Il avait fini de narrer, que tout le monde l’écoutait encore, si grand était le charme de sa parole sobre et nette, si puissant l’intérêt attaché à sa téméraire aventure. Sincère d’ailleurs, il n’avait dissimulé ni sa crainte, ni ses angoisses, lorsque pendant deux heures entières, il s’était vu loin de tout secours humain suspendu entre la vie et la mort.

— Tout de même conclut-il avec simplicité, c’est dans ces moments-là qu’on se souvient qu’il y a un Dieu.

— Vous avez pensé au bon Dieu, demanda Lucie qui jusque-là n’avait presque rien dit.
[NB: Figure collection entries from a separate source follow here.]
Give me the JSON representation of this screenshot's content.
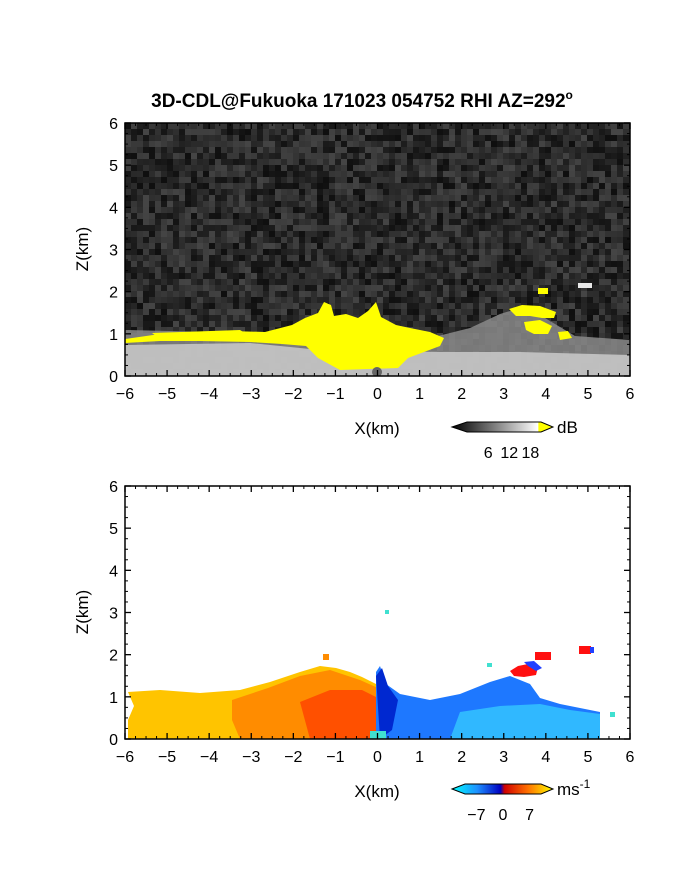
{
  "title": "3D-CDL@Fukuoka 171023 054752 RHI AZ=292",
  "title_superscript": "o",
  "chart_data": [
    {
      "type": "heatmap",
      "panel": "reflectivity",
      "xlabel": "X(km)",
      "ylabel": "Z(km)",
      "xlim": [
        -6,
        6
      ],
      "ylim": [
        0,
        6
      ],
      "x_ticks": [
        "-6",
        "-5",
        "-4",
        "-3",
        "-2",
        "-1",
        "0",
        "1",
        "2",
        "3",
        "4",
        "5",
        "6"
      ],
      "y_ticks": [
        "0",
        "1",
        "2",
        "3",
        "4",
        "5",
        "6"
      ],
      "background": "noise, dark gray",
      "colorbar": {
        "unit": "dB",
        "ticks": [
          "6",
          "12",
          "18"
        ],
        "range": [
          0,
          21
        ],
        "colors": [
          "#000000",
          "#ffffff",
          "#ffff00"
        ]
      },
      "features": [
        {
          "label": "echo over X -2.2 to 1.5 km, top 1.3-1.8 km",
          "value_db": 18,
          "color": "#ffff00"
        },
        {
          "label": "echo layer X -5.5 to -2 km, 0.9-1.0 km",
          "value_db": 18,
          "color": "#ffff00"
        },
        {
          "label": "cloud X 3 to 4.3 km, 1.0-2.0 km",
          "value_db": 18,
          "color": "#ffff00"
        }
      ]
    },
    {
      "type": "heatmap",
      "panel": "doppler_velocity",
      "xlabel": "X(km)",
      "ylabel": "Z(km)",
      "xlim": [
        -6,
        6
      ],
      "ylim": [
        0,
        6
      ],
      "x_ticks": [
        "-6",
        "-5",
        "-4",
        "-3",
        "-2",
        "-1",
        "0",
        "1",
        "2",
        "3",
        "4",
        "5",
        "6"
      ],
      "y_ticks": [
        "0",
        "1",
        "2",
        "3",
        "4",
        "5",
        "6"
      ],
      "background": "white (no data)",
      "colorbar": {
        "unit": "ms",
        "unit_superscript": "-1",
        "ticks": [
          "-7",
          "0",
          "7"
        ],
        "range": [
          -10,
          10
        ],
        "colors": [
          "#00ffff",
          "#0050ff",
          "#0000c0",
          "#ff0000",
          "#ff8000",
          "#ffff00"
        ]
      },
      "features": [
        {
          "label": "X -6 to 0 km, 0-1.2 km",
          "velocity_ms": 7,
          "color": "#ffc000"
        },
        {
          "label": "X -2.5 to 0 km near ground",
          "velocity_ms": 4,
          "color": "#ff6000"
        },
        {
          "label": "X 0 to 4.8 km, 0-1.0 km",
          "velocity_ms": -6,
          "color": "#1e90ff"
        },
        {
          "label": "cloud X 3.2 to 5.1 km, 1.6-2.2 km",
          "velocity_ms": 3,
          "color": "#ff1010"
        }
      ]
    }
  ]
}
— Oui Madame, et j’ai prié comme j’aurais dû le faire bien plus souvent dans ma vie.

Toujours joviale, Madeleine laissa tomber sur le Secrétaire, qui lui en imposait un peu, un regard moins timide. Elle aurait cru que ce jeune homme, à l’apparence austère sous sa barbe noire, était plutôt sceptique que dévot ; mais elle eut la sagesse de garder pour elle-même son sentiment.

Comme la journée était idéale, on avait servi le café au jardin, sous la tonnelle, qu’affectionnait le Maître. Appelé par les exigences de son ministère, l’Aumônier avait dû se retirer de bonne heure. Pleins de déférence pour leur hôte distingué, les époux Giraldi l’avaient accompagné jusque sur la rue.

Il y avait eu un instant de silence gêné, quand les trois jeunes gens s’étaient trouvés seuls. Jean eût voulu reprendre ses courses avec sa sœur à travers les allées et les bosquets. Il aurait fallu qu’on lui expliquât qu’il n’était pas convenable qu’une grande fille jouât comme un enfant, devant un étranger.

Mais Madeleine, rompant le silence, dit tout à coup d’un petit air dégagé :

— Monsieur Paillard, vous allez trouver sans doute que je suis un peu hardie.

— Et pourquoi Mademoiselle ?

— Parce que je vais me mêler de choses qui ne me regardent pas !…

— Et lesquelles donc ?

— Eh bien ! voilà : Tout à l’heure, vous avez affirmé que vous aviez prié le bon Dieu, ce qui m’a fait plaisir, ajouta-t-elle ingénument, car je vous croyais plutôt sceptique.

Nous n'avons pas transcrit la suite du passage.